The Japanese deal, however, is unlikely to change the pecking order of Australia’s trading partners.  Big ticket exports of iron ore, coal, and LNG are already free of all duty into Japan and iron is free of duty into China.  Second, the Japanese agreement comes after a similar agreement was signed with South Korea earlier in the year meanwhile there is hope that after nine years of negotiation a freer trade agreement will be signed with China later this year.  Negotiations continue with India and Indonesia.

While this agreement won’t change the rankings, China #1, Japan #2, and South Korea #3, Japan will lift its share materially in coming years as its purchases of LNG step up from Australia’s new projects.  So while China will continue to be super-important, Japan will reassert its economic importance.

Remember too that while China’s importance to trade is undoubted, Australia’s services and cultural links continue to rise.   The chart below shows that a year ago China overtook the UK to become the second largest source of short term visitor arrivals to Australia and could overtake NZ within coming years.

The Senate, carbon, and budget consolidation

The less positive news out of Canberra was the Government’s first engagement with the new Senate – the Government likely needs the support of six of the eight cross-benchers to get key pieces of legislation through.

The first test was the intended removal of the carbon tax, where despite extensive negotiations the bill failed to get through the upper house.   Newspapers indicate that almost certainly the legislation will be passed this week but we’ve been asked by folk whether there are any market implications from Senate developments.

Our conclusion is that market implications are negligible.

For one, policymaking in Australia still looks a breeze compared to say the USA.  Second, medium term fiscal consolidation is still likely to occur – the major savings in the Government’s Budget occur in the out years.  Moody’s Steven Hess was quoted in The Australian last week saying “The Australian Government has among the lowest levels of debt in relation to GDP of any advanced economy and we do not consider that there is a risk to the AAA rating of the government resulting from a delay and/or alteration in the budget.”

What is truer is that a difficult Senate will test the reform agenda of the Government.

Carbon tax and the CPI

Should the carbon tax be removed this week we expect it will subtract around 0.6 to 0.7% from the overall CPI, mostly for utilities and mostly in Q3.  The legislation currently before parliament says repeal will take effect from 1 July 2014.

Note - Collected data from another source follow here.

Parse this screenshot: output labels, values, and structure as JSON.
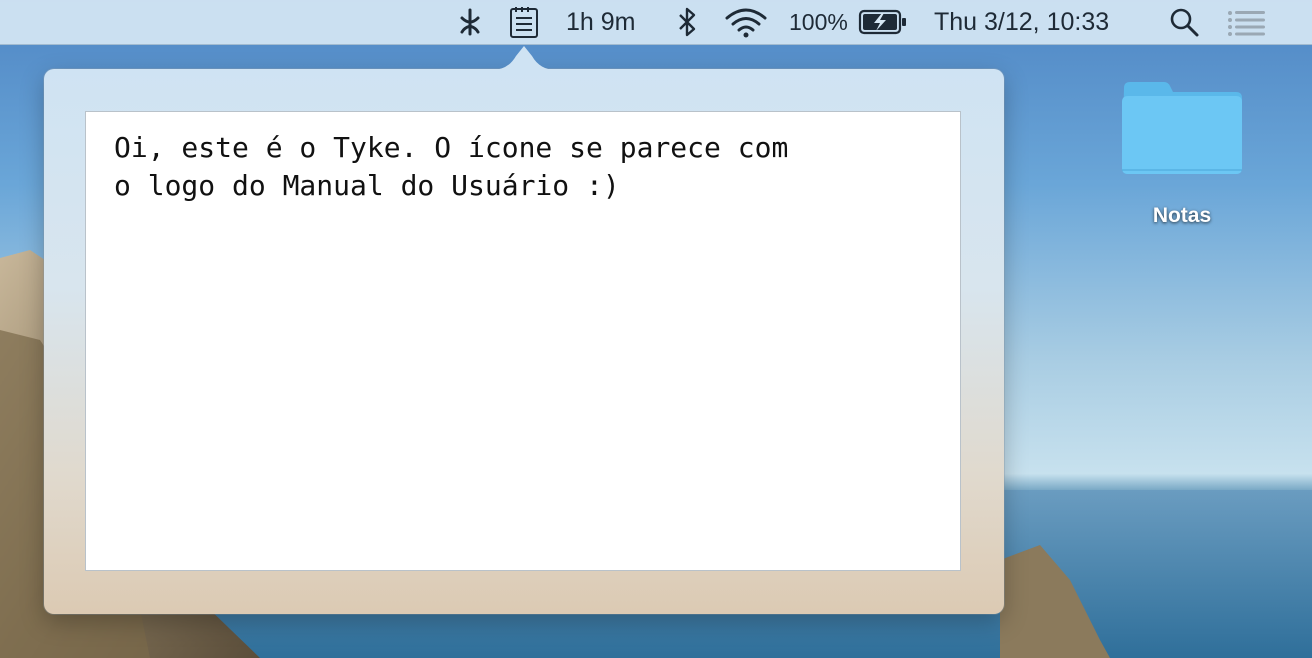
{
  "menubar": {
    "icons": [
      "tyke-icon",
      "note-icon",
      "bluetooth-icon",
      "wifi-icon",
      "battery-charging-icon",
      "search-icon",
      "notification-center-icon"
    ],
    "battery_time": "1h 9m",
    "battery_percent": "100%",
    "clock": "Thu 3/12, 10:33"
  },
  "note": {
    "content": "Oi, este é o Tyke. O ícone se parece com\no logo do Manual do Usuário :)"
  },
  "desktop": {
    "folder_label": "Notas",
    "folder_color": "#6cc7f4"
  }
}
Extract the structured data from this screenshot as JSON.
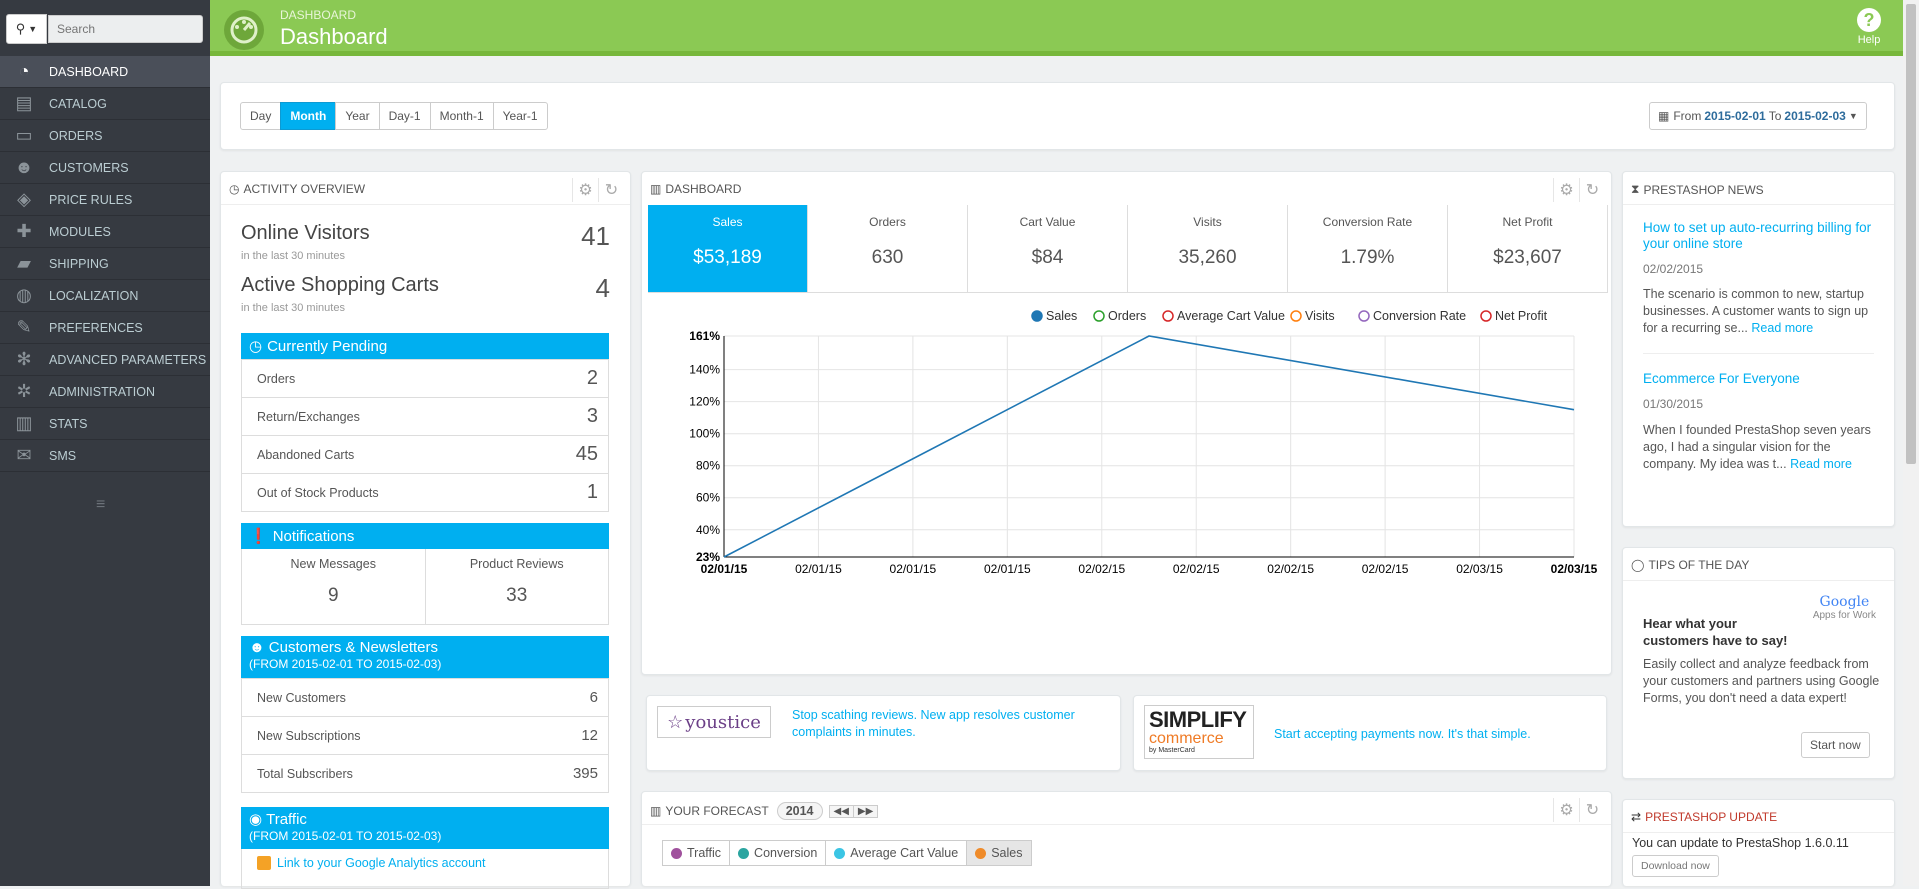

Week ahead – Yellen and China

A quieter week in Australia as we get the Minutes from the RBA’s July meeting tomorrow and on Thursday the comprehensive NAB Quarterly Business Survey for Q2.  Offshore the highlight will be China GDP and Fed Chair Janet Yellen’s testimony to Congress.  The Fed debate is not whether they will lift the funds rates but 1) when and 2) by how much.  Not sure we’ll be any wiser on these points by the end of the week.